4. Behavioural response to the system
Importing behaviour might change as a result of the proposed system due to its highly structured nature. Understanding of this will almost certainly develop over time. Here are some early thoughts:

  • Buying from countries with specific quotas may be preferentially weighted towards securing arrivals in the early part of the quota period. If a country’s quota is exhausted, then it is not until calendar Q2 that additional tariff-free quota may open up – and even then, there is the risk that no such residual quota ultimately becomes available. Therefore, an arrival early in the quota period seems the lowest risk. Allowing for typical European holidays in August the ideal arrival month would probably be September, when the market is back at work, but the quota is likely to still be far from exhaustion. That would also allow a degree of destocking ahead of year-end. However, importers may be willing to accept higher inventory levels at year end if the alternative is risk of a 25% tariff. To which end it is possible that year end destocking could be less-pronounced. Ultimately, there may be tension between the seasonally strong period of demand in Q2 and the opening of the residual quotas to all other countries in the same quarter.
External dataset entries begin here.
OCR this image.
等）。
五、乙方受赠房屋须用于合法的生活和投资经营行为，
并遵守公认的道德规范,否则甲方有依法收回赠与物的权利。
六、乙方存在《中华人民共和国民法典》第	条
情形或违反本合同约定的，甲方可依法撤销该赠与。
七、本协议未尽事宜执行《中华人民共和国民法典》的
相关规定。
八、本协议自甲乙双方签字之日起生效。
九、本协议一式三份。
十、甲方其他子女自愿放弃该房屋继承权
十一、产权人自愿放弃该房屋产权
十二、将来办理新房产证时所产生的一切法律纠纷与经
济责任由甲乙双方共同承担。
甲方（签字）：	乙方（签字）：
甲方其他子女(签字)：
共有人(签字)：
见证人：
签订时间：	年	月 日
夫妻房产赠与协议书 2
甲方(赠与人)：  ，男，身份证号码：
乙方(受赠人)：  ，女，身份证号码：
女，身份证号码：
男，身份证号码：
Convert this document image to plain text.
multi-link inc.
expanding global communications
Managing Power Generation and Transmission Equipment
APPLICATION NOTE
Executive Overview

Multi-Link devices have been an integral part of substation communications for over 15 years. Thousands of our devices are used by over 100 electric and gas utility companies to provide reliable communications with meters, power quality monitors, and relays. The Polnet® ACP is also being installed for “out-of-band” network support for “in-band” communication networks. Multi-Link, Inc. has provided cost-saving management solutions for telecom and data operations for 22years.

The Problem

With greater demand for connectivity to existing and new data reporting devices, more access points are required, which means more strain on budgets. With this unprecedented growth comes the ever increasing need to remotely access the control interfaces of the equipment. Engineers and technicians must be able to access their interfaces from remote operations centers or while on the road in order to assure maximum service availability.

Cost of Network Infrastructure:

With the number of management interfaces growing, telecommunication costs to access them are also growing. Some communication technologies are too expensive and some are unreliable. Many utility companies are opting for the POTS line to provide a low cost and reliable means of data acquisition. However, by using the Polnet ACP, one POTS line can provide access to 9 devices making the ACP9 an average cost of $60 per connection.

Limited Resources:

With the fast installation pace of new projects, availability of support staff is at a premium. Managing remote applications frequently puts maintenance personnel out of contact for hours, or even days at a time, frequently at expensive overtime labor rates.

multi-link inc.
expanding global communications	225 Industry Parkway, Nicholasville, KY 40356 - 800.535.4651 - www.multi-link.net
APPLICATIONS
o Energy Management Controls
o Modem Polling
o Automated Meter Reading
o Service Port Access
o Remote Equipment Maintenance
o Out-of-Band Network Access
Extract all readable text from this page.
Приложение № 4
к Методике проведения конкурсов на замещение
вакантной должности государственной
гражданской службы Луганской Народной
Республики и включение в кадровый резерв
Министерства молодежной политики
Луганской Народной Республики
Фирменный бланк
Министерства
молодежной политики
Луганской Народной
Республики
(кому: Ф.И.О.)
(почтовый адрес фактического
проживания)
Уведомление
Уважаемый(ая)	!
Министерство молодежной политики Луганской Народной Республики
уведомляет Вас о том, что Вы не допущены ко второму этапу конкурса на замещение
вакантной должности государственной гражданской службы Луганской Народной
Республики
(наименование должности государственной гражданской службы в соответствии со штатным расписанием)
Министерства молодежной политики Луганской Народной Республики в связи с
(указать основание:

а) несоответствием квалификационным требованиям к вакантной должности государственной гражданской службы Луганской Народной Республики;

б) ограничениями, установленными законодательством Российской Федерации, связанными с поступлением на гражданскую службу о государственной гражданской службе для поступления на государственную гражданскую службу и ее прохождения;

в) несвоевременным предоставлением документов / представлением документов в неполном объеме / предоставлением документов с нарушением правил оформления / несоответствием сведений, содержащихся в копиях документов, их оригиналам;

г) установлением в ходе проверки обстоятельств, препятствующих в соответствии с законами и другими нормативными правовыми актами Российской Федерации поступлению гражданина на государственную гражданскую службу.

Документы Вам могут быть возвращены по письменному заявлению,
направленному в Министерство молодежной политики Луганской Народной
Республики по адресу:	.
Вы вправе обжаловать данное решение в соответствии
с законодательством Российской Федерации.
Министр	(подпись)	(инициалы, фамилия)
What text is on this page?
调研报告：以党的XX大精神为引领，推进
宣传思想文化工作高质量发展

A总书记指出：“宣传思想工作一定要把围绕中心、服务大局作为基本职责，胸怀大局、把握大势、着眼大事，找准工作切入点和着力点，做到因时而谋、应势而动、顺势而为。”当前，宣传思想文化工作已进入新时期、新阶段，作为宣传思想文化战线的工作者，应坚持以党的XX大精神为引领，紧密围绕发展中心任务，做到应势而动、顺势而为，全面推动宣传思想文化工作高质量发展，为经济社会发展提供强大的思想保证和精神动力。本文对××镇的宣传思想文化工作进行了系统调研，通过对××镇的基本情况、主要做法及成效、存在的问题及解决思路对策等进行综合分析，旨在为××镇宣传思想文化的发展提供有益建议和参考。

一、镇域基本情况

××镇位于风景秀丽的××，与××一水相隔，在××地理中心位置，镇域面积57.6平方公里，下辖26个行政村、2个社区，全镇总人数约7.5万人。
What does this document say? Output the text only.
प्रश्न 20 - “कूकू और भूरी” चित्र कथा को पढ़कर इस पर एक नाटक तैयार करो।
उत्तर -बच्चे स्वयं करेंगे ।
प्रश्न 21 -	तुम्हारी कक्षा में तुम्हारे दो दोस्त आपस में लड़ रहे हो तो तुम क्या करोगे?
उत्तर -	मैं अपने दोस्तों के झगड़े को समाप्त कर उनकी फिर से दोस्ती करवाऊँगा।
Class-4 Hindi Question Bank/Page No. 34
  • Buying into the residual quota (or any HR coil) may be less subject to such a dynamic if the quotas are smoothed into calendar quarters, though arrivals in month 1 are still likely to be the most desirable. Arrivals in months 2 or 3 may drive demand for bonded storage space in the EU. This is finite though probably low cost versus the alternative of paying 25% tariffs. Additional bonded storage capacity may not be readily created if the process to do so is onerous or risky. For example, CRU understands that doing this would necessitate the warehouse owner securing bank guarantees for the potential 25% tariff liability on stock held, which may be prohibitive.
  • Weighting arrivals towards the early part of a quota period may also be attractive because once a quota is 90%-filled the EC begins to collect a cash deposit equal to the tariff liability, refundable in the event that the arrivals are ultimately within quota. Hence there is a negative working capital implication.
  • Buying from proximate locations is likely to be more attractive versus remote ones whose delivery times are longer less predictable.. This is generally already the case but may become incrementally more pronounced.